Game Theory for Startups
Find the right partners, reference competition and affiliates.
Think of game theory as playing chess. You make your move based on your opponent’s strategy.
“Suppose” two companies, say Fido and Rogers, are competing to get the most users signed up to their network. And in doing so, they send out flyers to everybody’s mailbox in the GTA[1].
Let’s say that if only one of the companies advertise, that company will get 10 new users registered to their network. And if neither of them advertises, they both lose and end up with no new customers.
So when both companies advertise at the same time, many of their potential customers are annoyed with the influx of advertising and as a result each company only receives one user.
Which scenario is the best for both players? What decision would you take, and why?
What we’ll look at next is called the dominant strategy. Fido’s dominant strategy would be to advertise; since their payoff would be zero if they didn’t advertise. Similarly, Roger’s best move would be to advertise rather than not.
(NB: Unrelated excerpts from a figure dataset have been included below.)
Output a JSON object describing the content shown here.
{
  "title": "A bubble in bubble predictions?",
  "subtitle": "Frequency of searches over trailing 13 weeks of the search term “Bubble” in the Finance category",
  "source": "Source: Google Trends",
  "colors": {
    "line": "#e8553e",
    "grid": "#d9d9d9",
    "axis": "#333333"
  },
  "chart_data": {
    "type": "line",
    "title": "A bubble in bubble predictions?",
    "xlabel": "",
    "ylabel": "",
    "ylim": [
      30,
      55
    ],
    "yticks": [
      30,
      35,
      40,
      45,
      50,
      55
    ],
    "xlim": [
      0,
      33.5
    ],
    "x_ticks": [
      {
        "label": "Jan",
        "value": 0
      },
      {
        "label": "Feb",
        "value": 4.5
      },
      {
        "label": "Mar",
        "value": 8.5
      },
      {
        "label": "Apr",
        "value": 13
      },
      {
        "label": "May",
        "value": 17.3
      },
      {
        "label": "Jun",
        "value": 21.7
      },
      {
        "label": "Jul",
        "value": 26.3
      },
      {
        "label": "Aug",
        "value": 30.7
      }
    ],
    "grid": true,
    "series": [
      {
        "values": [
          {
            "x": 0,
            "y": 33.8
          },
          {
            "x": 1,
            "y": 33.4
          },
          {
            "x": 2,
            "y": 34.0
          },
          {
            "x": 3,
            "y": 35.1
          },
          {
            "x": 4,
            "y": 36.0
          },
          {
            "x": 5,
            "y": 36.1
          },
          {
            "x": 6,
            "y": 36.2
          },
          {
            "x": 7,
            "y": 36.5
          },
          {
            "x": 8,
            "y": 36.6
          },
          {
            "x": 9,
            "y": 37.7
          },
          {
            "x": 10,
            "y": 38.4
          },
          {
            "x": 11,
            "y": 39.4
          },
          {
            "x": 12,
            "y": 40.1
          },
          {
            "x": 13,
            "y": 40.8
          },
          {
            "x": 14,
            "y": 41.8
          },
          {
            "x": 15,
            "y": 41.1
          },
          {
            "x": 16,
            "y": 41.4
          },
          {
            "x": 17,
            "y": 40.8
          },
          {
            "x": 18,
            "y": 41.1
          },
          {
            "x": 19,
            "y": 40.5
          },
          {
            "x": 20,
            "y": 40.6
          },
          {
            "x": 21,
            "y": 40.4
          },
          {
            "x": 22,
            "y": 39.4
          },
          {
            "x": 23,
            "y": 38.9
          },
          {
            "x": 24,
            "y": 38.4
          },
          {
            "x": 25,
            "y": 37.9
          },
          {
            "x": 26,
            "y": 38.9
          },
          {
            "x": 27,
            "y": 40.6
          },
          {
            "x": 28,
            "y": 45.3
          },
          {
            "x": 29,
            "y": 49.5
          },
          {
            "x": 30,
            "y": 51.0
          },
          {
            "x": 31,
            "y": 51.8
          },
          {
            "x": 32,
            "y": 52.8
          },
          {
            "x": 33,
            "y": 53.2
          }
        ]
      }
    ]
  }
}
Now, if they partnered up and one agreed to advertise in the summer and the other in the winter, they could theoretically reach a better payoff[2].
However, in reality, due to seasonal advantages, the breach of contract risk, and the fact that they compete for similar customers would make this hard to achieve.
It would make more sense for two recent startups, Coworkify and Zaask, to partner up since they each provide a variation on their positioning statements.
Coworkify is an online marketplace to buy and sell errands and tasks to those near you. The application is available on most mobile platforms and also offers the ability to share physical work spaces and offices. Zaask is very similar in proximity based searches with their website currently focused on the Portuguese-speaking community.
If Coworkify and Zaask shared conversion rates and coordinated on mailing campaigns, a friendly competition may bring out the best on both teams. This analogy would be similar to why ICT clusters (i.e. startup hubs) work. They bring out the best in you.
If you liked this, you'll find this and more in my new book Ice Cream Startups: How to pick your best idea and run with it _____________________
[1]It’s easier to choose telecoms in this example due to their similar market reach, size and user base, but to try and apply this example to similar startups would often be comparing apples to oranges (given their frequent pivots, varying sizes and funding).
[2]Fido’s owned by Rogers, but is still operated as a separate entity. Another example would be Future Shop owned by Best Buy Inc., operated and managed separately but with the agreement of sharing benchmark scorecards and increased buying power among other things.